I thought about this for a second and responded, “Really?”
She said, “Yeah.”
“Huh,” I said.
I opened the heavy sliding van door (this was 1979!) and guided my twin into a seat. Meanwhile, our parents loaded up the hockey nets, Thermoses of hot cocoa, and canoe cushions we used to sit on in the snow. On the 2 minute drive home, my sister stared straight ahead.
“Can you see yet?” I whispered.
“No,” she whispered back.
For some reason we had no inclination to tell our parents she had been blinded. Nor did we ever consider that this might be an actual medical emergency! We did not, in my family, go to the ER--ever. Even when my dad cut his thigh open with a chainsaw, all he said was, "Tell your mother to bring me a towel." (The one and only ER visit of my childhood occurred when my mom sliced her Achilles tendon by kicking a trash bag with a broken wine glass in it, and even then, she only went because my aunt, who is a nurse, was there and made her.)

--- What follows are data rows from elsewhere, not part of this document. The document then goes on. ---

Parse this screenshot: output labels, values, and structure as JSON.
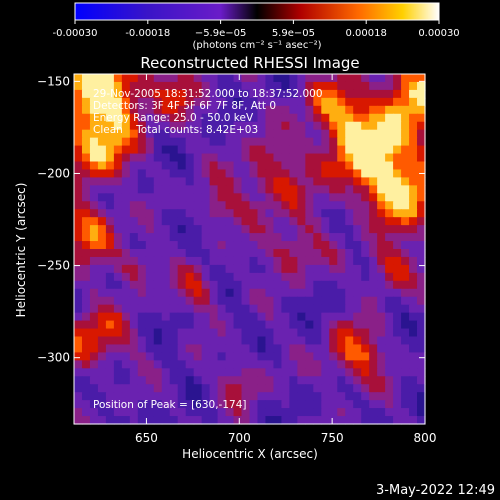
{
  "chart_data": {
    "type": "heatmap",
    "title": "Reconstructed RHESSI Image",
    "xlabel": "Heliocentric X (arcsec)",
    "ylabel": "Heliocentric Y (arcsec)",
    "xlim": [
      611,
      800
    ],
    "ylim": [
      -336,
      -146
    ],
    "x_ticks": [
      650,
      700,
      750,
      800
    ],
    "y_ticks": [
      -150,
      -200,
      -250,
      -300
    ],
    "colorbar": {
      "ticks": [
        "-0.00030",
        "-0.00018",
        "−5.9e−05",
        "5.9e−05",
        "0.00018",
        "0.00030"
      ],
      "unit": "(photons cm⁻² s⁻¹ asec⁻²)",
      "range": [
        -0.0003,
        0.0003
      ]
    },
    "annotations": {
      "time": "29-Nov-2005 18:31:52.000 to 18:37:52.000",
      "detectors": "Detectors: 3F 4F 5F 6F 7F 8F, Att 0",
      "energy": "Energy Range: 25.0 - 50.0 keV",
      "clean": "Clean    Total counts: 8.42E+03",
      "peak": "Position of Peak = [630,-174]"
    },
    "peak": [
      630,
      -174
    ],
    "grid": false
  },
  "footer": {
    "timestamp": "3-May-2022 12:49"
  },
  "colors": {
    "background": "#000000",
    "map_low": "#3a0a8c",
    "map_mid": "#7a1c9a",
    "map_high": "#ff2a00",
    "map_peak": "#fff0a0"
  }
}
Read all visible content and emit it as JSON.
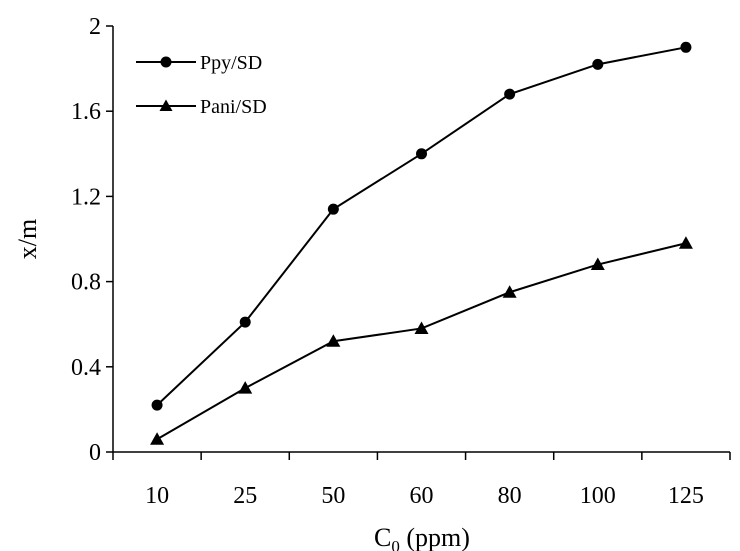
{
  "chart_data": {
    "type": "line",
    "categories": [
      "10",
      "25",
      "50",
      "60",
      "80",
      "100",
      "125"
    ],
    "series": [
      {
        "name": "Ppy/SD",
        "marker": "circle",
        "values": [
          0.22,
          0.61,
          1.14,
          1.4,
          1.68,
          1.82,
          1.9
        ]
      },
      {
        "name": "Pani/SD",
        "marker": "triangle",
        "values": [
          0.06,
          0.3,
          0.52,
          0.58,
          0.75,
          0.88,
          0.98
        ]
      }
    ],
    "xlabel_main": "C",
    "xlabel_sub": "0",
    "xlabel_unit": " (ppm)",
    "ylabel": "x/m",
    "ylim": [
      0,
      2
    ],
    "yticks": [
      "0",
      "0.4",
      "0.8",
      "1.2",
      "1.6",
      "2"
    ],
    "legend_position": "top-left",
    "grid": false,
    "colors": {
      "line": "#000000",
      "marker": "#000000"
    }
  }
}
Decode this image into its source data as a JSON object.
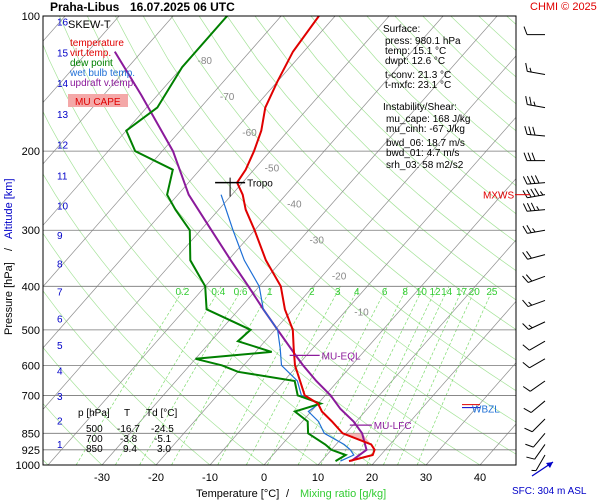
{
  "header": {
    "station": "Praha-Libus",
    "datetime": "16.07.2025 06 UTC",
    "credit": "CHMI © 2025"
  },
  "axes": {
    "xlabel_temp": "Temperature [°C]",
    "xlabel_sep": "/",
    "xlabel_mix": "Mixing ratio [g/kg]",
    "ylabel_pressure": "Pressure [hPa]",
    "ylabel_sep": "/",
    "ylabel_altitude": "Altitude [km]",
    "sfc_label": "SFC: 304 m ASL"
  },
  "legend": {
    "title": "SKEW-T",
    "items": [
      {
        "label": "temperature",
        "color": "#e00000"
      },
      {
        "label": "virt.temp.",
        "color": "#e00000"
      },
      {
        "label": "dew point",
        "color": "#008000"
      },
      {
        "label": "wet bulb temp.",
        "color": "#1e6fd6"
      },
      {
        "label": "updraft v.temp.",
        "color": "#8b1a9b"
      }
    ],
    "mu_cape_label": "MU CAPE"
  },
  "surface": {
    "title": "Surface:",
    "lines": [
      {
        "text": "press: 980.1 hPa",
        "color": "#000000"
      },
      {
        "text": "temp: 15.1 °C",
        "color": "#e00000"
      },
      {
        "text": "dwpt: 12.6 °C",
        "color": "#008000"
      },
      {
        "text": "t-conv: 21.3 °C",
        "color": "#000000"
      },
      {
        "text": "t-mxfc: 23.1 °C",
        "color": "#000000"
      }
    ]
  },
  "instability": {
    "title": "Instability/Shear:",
    "lines": [
      "mu_cape: 168 J/kg",
      "mu_cinh: -67 J/kg",
      "bwd_06: 18.7 m/s",
      "bwd_01: 4.7 m/s",
      "srh_03: 58 m2/s2"
    ]
  },
  "table": {
    "headers": [
      "p [hPa]",
      "T",
      "Td [°C]"
    ],
    "rows": [
      [
        "500",
        "-16.7",
        "-24.5"
      ],
      [
        "700",
        "-3.8",
        "-5.1"
      ],
      [
        "850",
        "9.4",
        "3.0"
      ]
    ]
  },
  "markers": {
    "tropo": "Tropo",
    "mxws": "MXWS",
    "mu_eql": "MU-EQL",
    "mu_lfc": "MU-LFC",
    "wbzl": "WBZL"
  },
  "colors": {
    "temperature": "#e00000",
    "dewpoint": "#008000",
    "wetbulb": "#1e6fd6",
    "parcel": "#8b1a9b",
    "mixing": "#7fdc6f",
    "isotherm": "#b4b4b4",
    "altitude": "#0000c8",
    "cape_fill": "#f4a8a8"
  },
  "chart_data": {
    "type": "skew-t",
    "x_ticks": [
      -30,
      -20,
      -10,
      0,
      10,
      20,
      30,
      40
    ],
    "pressure_ticks": [
      100,
      200,
      300,
      400,
      500,
      600,
      700,
      850,
      925,
      1000
    ],
    "altitude_ticks": [
      1,
      2,
      3,
      4,
      5,
      6,
      7,
      8,
      9,
      10,
      11,
      12,
      13,
      14,
      15,
      16
    ],
    "isotherm_labels": [
      -80,
      -70,
      -60,
      -50,
      -40,
      -30,
      -20,
      -10
    ],
    "mixing_ratio_labels": [
      "0.2",
      "0.4",
      "0.6",
      "1",
      "2",
      "3",
      "4",
      "6",
      "8",
      "10",
      "12",
      "14",
      "17",
      "20",
      "25"
    ],
    "temperature": [
      {
        "p": 980,
        "t": 15.1
      },
      {
        "p": 950,
        "t": 18.5
      },
      {
        "p": 925,
        "t": 18.0
      },
      {
        "p": 900,
        "t": 16.5
      },
      {
        "p": 850,
        "t": 9.4
      },
      {
        "p": 800,
        "t": 5.5
      },
      {
        "p": 760,
        "t": 2.0
      },
      {
        "p": 730,
        "t": 0.0
      },
      {
        "p": 700,
        "t": -3.8
      },
      {
        "p": 650,
        "t": -7.0
      },
      {
        "p": 600,
        "t": -10.5
      },
      {
        "p": 550,
        "t": -13.5
      },
      {
        "p": 500,
        "t": -16.7
      },
      {
        "p": 450,
        "t": -21.5
      },
      {
        "p": 400,
        "t": -26.0
      },
      {
        "p": 350,
        "t": -33.0
      },
      {
        "p": 300,
        "t": -40.0
      },
      {
        "p": 270,
        "t": -45.0
      },
      {
        "p": 250,
        "t": -48.0
      },
      {
        "p": 235,
        "t": -51.0
      },
      {
        "p": 220,
        "t": -51.5
      },
      {
        "p": 200,
        "t": -53.0
      },
      {
        "p": 180,
        "t": -55.0
      },
      {
        "p": 160,
        "t": -58.0
      },
      {
        "p": 140,
        "t": -60.0
      },
      {
        "p": 120,
        "t": -62.0
      },
      {
        "p": 100,
        "t": -63.0
      }
    ],
    "dewpoint": [
      {
        "p": 980,
        "t": 12.6
      },
      {
        "p": 950,
        "t": 13.5
      },
      {
        "p": 925,
        "t": 10.0
      },
      {
        "p": 900,
        "t": 8.0
      },
      {
        "p": 850,
        "t": 3.0
      },
      {
        "p": 800,
        "t": 1.0
      },
      {
        "p": 760,
        "t": -3.0
      },
      {
        "p": 730,
        "t": 0.5
      },
      {
        "p": 700,
        "t": -5.1
      },
      {
        "p": 650,
        "t": -8.0
      },
      {
        "p": 620,
        "t": -20.0
      },
      {
        "p": 600,
        "t": -24.0
      },
      {
        "p": 580,
        "t": -30.0
      },
      {
        "p": 560,
        "t": -17.0
      },
      {
        "p": 530,
        "t": -25.0
      },
      {
        "p": 500,
        "t": -24.5
      },
      {
        "p": 450,
        "t": -36.0
      },
      {
        "p": 400,
        "t": -40.0
      },
      {
        "p": 350,
        "t": -47.0
      },
      {
        "p": 300,
        "t": -52.0
      },
      {
        "p": 270,
        "t": -58.0
      },
      {
        "p": 250,
        "t": -62.0
      },
      {
        "p": 220,
        "t": -65.0
      },
      {
        "p": 200,
        "t": -75.0
      },
      {
        "p": 180,
        "t": -80.0
      },
      {
        "p": 160,
        "t": -78.0
      },
      {
        "p": 130,
        "t": -80.0
      },
      {
        "p": 100,
        "t": -80.0
      }
    ],
    "wetbulb": [
      {
        "p": 980,
        "t": 13.5
      },
      {
        "p": 950,
        "t": 15.0
      },
      {
        "p": 925,
        "t": 13.5
      },
      {
        "p": 900,
        "t": 11.5
      },
      {
        "p": 850,
        "t": 6.0
      },
      {
        "p": 800,
        "t": 3.0
      },
      {
        "p": 760,
        "t": -0.5
      },
      {
        "p": 730,
        "t": 0.2
      },
      {
        "p": 700,
        "t": -4.4
      },
      {
        "p": 650,
        "t": -7.5
      },
      {
        "p": 600,
        "t": -13.0
      },
      {
        "p": 550,
        "t": -16.0
      },
      {
        "p": 500,
        "t": -19.5
      },
      {
        "p": 450,
        "t": -25.5
      },
      {
        "p": 400,
        "t": -30.0
      },
      {
        "p": 350,
        "t": -37.0
      },
      {
        "p": 300,
        "t": -44.0
      },
      {
        "p": 250,
        "t": -52.0
      }
    ],
    "parcel": [
      {
        "p": 980,
        "t": 15.5
      },
      {
        "p": 925,
        "t": 16.5
      },
      {
        "p": 850,
        "t": 13.0
      },
      {
        "p": 800,
        "t": 9.5
      },
      {
        "p": 750,
        "t": 5.0
      },
      {
        "p": 700,
        "t": 1.0
      },
      {
        "p": 650,
        "t": -4.0
      },
      {
        "p": 600,
        "t": -9.0
      },
      {
        "p": 570,
        "t": -12.0
      },
      {
        "p": 500,
        "t": -19.5
      },
      {
        "p": 450,
        "t": -25.5
      },
      {
        "p": 400,
        "t": -32.0
      },
      {
        "p": 350,
        "t": -39.5
      },
      {
        "p": 300,
        "t": -48.0
      },
      {
        "p": 250,
        "t": -58.0
      },
      {
        "p": 200,
        "t": -68.0
      },
      {
        "p": 150,
        "t": -83.0
      },
      {
        "p": 120,
        "t": -95.0
      }
    ],
    "levels": {
      "tropopause_hpa": 235,
      "mxws_hpa": 250,
      "mu_eql_hpa": 570,
      "mu_lfc_hpa": 815,
      "wbzl_hpa": 745
    },
    "wind_barbs": [
      {
        "p": 110,
        "dir": 270,
        "spd_kt": 10
      },
      {
        "p": 135,
        "dir": 280,
        "spd_kt": 15
      },
      {
        "p": 160,
        "dir": 280,
        "spd_kt": 25
      },
      {
        "p": 185,
        "dir": 275,
        "spd_kt": 30
      },
      {
        "p": 210,
        "dir": 270,
        "spd_kt": 30
      },
      {
        "p": 235,
        "dir": 265,
        "spd_kt": 40
      },
      {
        "p": 250,
        "dir": 260,
        "spd_kt": 45
      },
      {
        "p": 270,
        "dir": 265,
        "spd_kt": 35
      },
      {
        "p": 300,
        "dir": 260,
        "spd_kt": 25
      },
      {
        "p": 340,
        "dir": 255,
        "spd_kt": 20
      },
      {
        "p": 380,
        "dir": 250,
        "spd_kt": 20
      },
      {
        "p": 430,
        "dir": 250,
        "spd_kt": 15
      },
      {
        "p": 480,
        "dir": 245,
        "spd_kt": 15
      },
      {
        "p": 530,
        "dir": 240,
        "spd_kt": 10
      },
      {
        "p": 580,
        "dir": 240,
        "spd_kt": 10
      },
      {
        "p": 650,
        "dir": 235,
        "spd_kt": 10
      },
      {
        "p": 720,
        "dir": 230,
        "spd_kt": 10
      },
      {
        "p": 790,
        "dir": 225,
        "spd_kt": 10
      },
      {
        "p": 850,
        "dir": 220,
        "spd_kt": 10
      },
      {
        "p": 900,
        "dir": 215,
        "spd_kt": 10
      },
      {
        "p": 950,
        "dir": 210,
        "spd_kt": 5
      }
    ]
  }
}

Now, when my sons play hockey, it takes them twenty minutes to put on everything from what they call their "nut protector" to their neck guard. (We also have to sign nine pages of waivers, including statements like "Parents will not drop objects over the glass onto the bench of the opposing team," before they can get on the ice.) I have to confess that by March, I find the whole hockey thing just a wee bit wearisome, and wish my kids were only playing on a pond across the street. But I am sure am grateful for the helmets.